Lent begins on Wednesday. I have this horrible feeling that it will be overshadowed by further snow removal. I hope I am not unsympathetic to people who have been overwhelmed by the double blizzard of 2010. But I am moved even more by the realization that we might “survive” rather than live.

I got thinking about this as I read about the Lt. Gov. of South Carolina’s quote. He’s been all over the news for saying that feeding the poor is like feeding stray animals. It just encourages them to breed. When the economy goes poorly, people often hunker down and stop caring for the poor. They will support a politician who blames the poor for their poverty and tells people they need to protect their own share of the pie. The added cliché goes something like, “We certainly should not give more pie to the government to waste on stray people – it’ll breed more of them!”

This defensiveness is a basic instinct of fearful people. When the big snow comes (or the big economic avalanche) we go into survival mode — and survival mode is generally not reaching out to connect or reaching out to help. Survival is hunkering down and conserving — hide your stuff from thieves; protect what you’ve got.

I experienced a small example of this over our own snow removal. We have four garages that share a common driveway behind our house. One of my neighbors did not shovel out the area in front of his garage door after the first big now. This was not too surprising, since he does not own a car. When we and the other neighbors were shoveling out after the second snow, we piled shovelfuls in front of the car-less neighbor’s door. He was upset when he saw the pile, since he wanted to park a rental car in the driveway. One of the neighbors was upset back – “You didn’t help shovel the whole driveway! Get involved and we’ll apologize.” It was the language of survival. She blamed him for his own poverty. His poor health and other issues didn’t change her mind. He didn’t do his share and now he wanted pie!

I was honestly in a dilemma. I thought I would get in trouble if I shoveled off the snow we’d piled up — it was the principle of the thing! I let it go overnight and then thought the Lord wanted me to make him a spot. It took me a half an hour of secret digging. It was not much effort, but it was not effort required by neighborhood justice. I had to risk getting into trouble.

All this makes me wonder if Lent will be ignored this year because we’re too busy surviving the way we do when we are not living. The poor will be too busy fighting for a parking space and the hard-working people will be making sure their pie is not stolen and the rich will be doing whatever the rich do. Nothing will require us to reach out and connect with God or reach out to love like Jesus. And the Lord’s promise of something else will slip onto the calendar without much notice.

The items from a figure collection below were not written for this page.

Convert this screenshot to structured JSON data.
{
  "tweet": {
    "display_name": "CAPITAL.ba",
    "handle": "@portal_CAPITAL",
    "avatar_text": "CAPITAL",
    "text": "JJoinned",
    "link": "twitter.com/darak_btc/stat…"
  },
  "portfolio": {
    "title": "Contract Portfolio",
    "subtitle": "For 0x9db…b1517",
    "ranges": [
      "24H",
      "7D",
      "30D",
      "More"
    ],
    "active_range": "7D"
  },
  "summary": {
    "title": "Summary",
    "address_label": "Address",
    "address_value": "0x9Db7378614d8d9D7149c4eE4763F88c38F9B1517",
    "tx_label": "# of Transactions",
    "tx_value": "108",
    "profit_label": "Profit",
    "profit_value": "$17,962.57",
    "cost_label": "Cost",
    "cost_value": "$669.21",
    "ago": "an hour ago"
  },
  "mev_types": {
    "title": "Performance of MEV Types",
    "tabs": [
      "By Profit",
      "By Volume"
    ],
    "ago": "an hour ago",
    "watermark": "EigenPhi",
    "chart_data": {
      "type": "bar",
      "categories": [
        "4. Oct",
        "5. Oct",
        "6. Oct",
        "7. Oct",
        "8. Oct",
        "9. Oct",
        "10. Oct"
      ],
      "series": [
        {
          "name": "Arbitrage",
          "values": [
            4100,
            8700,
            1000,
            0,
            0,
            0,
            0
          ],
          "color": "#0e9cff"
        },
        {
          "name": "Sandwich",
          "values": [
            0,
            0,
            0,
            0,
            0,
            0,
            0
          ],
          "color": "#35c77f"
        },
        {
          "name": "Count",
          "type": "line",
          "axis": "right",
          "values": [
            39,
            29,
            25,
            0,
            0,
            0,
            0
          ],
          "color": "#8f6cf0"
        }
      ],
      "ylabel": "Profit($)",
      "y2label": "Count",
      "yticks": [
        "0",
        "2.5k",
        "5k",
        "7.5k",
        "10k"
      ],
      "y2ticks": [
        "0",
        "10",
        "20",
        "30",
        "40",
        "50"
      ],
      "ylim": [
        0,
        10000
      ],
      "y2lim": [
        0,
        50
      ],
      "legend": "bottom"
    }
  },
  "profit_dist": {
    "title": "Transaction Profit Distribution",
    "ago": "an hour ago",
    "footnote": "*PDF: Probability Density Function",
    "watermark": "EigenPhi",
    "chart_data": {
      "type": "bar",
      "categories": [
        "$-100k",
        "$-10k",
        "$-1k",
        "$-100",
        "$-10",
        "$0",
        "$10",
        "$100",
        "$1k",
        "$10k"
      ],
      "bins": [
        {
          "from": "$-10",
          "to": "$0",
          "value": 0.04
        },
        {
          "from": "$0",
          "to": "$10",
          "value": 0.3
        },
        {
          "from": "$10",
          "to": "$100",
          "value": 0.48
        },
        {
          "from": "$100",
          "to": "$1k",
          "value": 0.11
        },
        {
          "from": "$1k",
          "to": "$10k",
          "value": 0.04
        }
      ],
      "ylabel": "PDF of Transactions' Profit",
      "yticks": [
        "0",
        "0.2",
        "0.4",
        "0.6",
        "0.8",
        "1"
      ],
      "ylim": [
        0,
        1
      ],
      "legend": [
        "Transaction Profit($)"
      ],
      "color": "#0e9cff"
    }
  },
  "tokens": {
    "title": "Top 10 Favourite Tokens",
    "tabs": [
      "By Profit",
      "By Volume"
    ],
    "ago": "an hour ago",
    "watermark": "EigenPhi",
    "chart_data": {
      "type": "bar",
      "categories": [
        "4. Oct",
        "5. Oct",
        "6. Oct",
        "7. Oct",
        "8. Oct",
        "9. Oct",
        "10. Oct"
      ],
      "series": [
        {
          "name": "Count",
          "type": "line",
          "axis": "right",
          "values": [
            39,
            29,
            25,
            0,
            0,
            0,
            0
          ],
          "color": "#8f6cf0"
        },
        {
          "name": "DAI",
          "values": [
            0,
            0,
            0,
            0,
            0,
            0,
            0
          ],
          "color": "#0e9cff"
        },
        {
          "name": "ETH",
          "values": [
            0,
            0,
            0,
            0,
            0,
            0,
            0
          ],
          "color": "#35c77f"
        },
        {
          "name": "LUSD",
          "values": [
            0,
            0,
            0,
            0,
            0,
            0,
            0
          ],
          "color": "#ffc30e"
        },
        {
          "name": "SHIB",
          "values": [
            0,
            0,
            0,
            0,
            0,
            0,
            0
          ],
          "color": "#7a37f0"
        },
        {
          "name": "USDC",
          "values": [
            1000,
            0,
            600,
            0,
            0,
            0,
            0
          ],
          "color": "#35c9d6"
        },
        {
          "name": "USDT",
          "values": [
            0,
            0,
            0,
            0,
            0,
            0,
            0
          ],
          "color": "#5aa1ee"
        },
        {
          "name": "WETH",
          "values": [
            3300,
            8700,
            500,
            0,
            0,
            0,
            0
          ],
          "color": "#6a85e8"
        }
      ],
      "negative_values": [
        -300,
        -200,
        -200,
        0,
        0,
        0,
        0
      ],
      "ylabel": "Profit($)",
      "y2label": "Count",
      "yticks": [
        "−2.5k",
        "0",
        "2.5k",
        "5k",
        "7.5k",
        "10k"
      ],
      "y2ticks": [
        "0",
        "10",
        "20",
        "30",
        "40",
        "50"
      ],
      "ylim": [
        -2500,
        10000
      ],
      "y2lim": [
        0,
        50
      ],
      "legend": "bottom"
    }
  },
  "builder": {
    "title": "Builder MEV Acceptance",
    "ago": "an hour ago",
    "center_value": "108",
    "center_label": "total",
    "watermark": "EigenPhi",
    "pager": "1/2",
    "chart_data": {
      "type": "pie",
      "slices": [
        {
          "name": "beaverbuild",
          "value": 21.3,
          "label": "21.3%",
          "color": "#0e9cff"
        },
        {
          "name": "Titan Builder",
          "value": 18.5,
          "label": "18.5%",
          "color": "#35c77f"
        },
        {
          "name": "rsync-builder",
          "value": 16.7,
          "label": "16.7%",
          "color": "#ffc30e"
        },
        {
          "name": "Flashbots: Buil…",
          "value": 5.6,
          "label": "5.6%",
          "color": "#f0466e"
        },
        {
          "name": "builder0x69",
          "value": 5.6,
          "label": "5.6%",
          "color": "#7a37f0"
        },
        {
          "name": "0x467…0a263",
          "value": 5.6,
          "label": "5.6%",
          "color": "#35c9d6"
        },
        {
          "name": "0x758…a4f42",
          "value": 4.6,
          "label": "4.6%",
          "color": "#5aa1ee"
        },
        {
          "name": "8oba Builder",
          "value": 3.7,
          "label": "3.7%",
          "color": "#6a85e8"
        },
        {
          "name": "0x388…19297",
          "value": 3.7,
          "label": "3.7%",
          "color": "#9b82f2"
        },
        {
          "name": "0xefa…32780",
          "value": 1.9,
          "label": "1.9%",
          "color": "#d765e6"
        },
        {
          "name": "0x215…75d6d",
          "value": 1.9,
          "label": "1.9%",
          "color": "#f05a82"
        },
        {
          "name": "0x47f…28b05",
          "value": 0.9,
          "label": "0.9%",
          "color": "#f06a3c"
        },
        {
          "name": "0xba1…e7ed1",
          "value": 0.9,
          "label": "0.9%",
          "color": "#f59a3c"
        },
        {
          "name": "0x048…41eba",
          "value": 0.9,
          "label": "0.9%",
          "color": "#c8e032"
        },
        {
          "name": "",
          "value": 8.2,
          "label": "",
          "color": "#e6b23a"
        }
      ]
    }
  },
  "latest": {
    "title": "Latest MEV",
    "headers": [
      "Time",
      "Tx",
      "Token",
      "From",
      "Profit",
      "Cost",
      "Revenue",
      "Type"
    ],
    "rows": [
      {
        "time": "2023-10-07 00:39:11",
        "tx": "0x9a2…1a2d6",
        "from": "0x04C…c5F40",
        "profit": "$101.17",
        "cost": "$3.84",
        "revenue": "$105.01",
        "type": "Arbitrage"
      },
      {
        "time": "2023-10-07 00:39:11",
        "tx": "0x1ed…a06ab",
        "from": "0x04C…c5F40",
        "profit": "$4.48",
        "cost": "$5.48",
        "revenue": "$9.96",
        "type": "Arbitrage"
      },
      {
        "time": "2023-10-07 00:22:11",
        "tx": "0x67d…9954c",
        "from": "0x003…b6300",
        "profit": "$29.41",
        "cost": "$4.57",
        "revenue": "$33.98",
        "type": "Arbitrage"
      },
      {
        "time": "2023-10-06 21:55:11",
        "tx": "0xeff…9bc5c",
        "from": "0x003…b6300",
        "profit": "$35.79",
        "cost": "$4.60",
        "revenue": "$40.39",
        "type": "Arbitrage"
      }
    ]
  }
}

3 thoughts on “Survival vs. Lent: A little story

  1. Thanks for the reminder to be a trusting people rather than fearful. Trusting that God will provide with more than we need to just survice..

  2. How strange and marvelous that sharing (or receiving) a piece of pie at Jesus’ side just might turn it into many multiplied pie pieces for all. But even if we don’t see that, still being by Jesus’ side is strange and marvelous.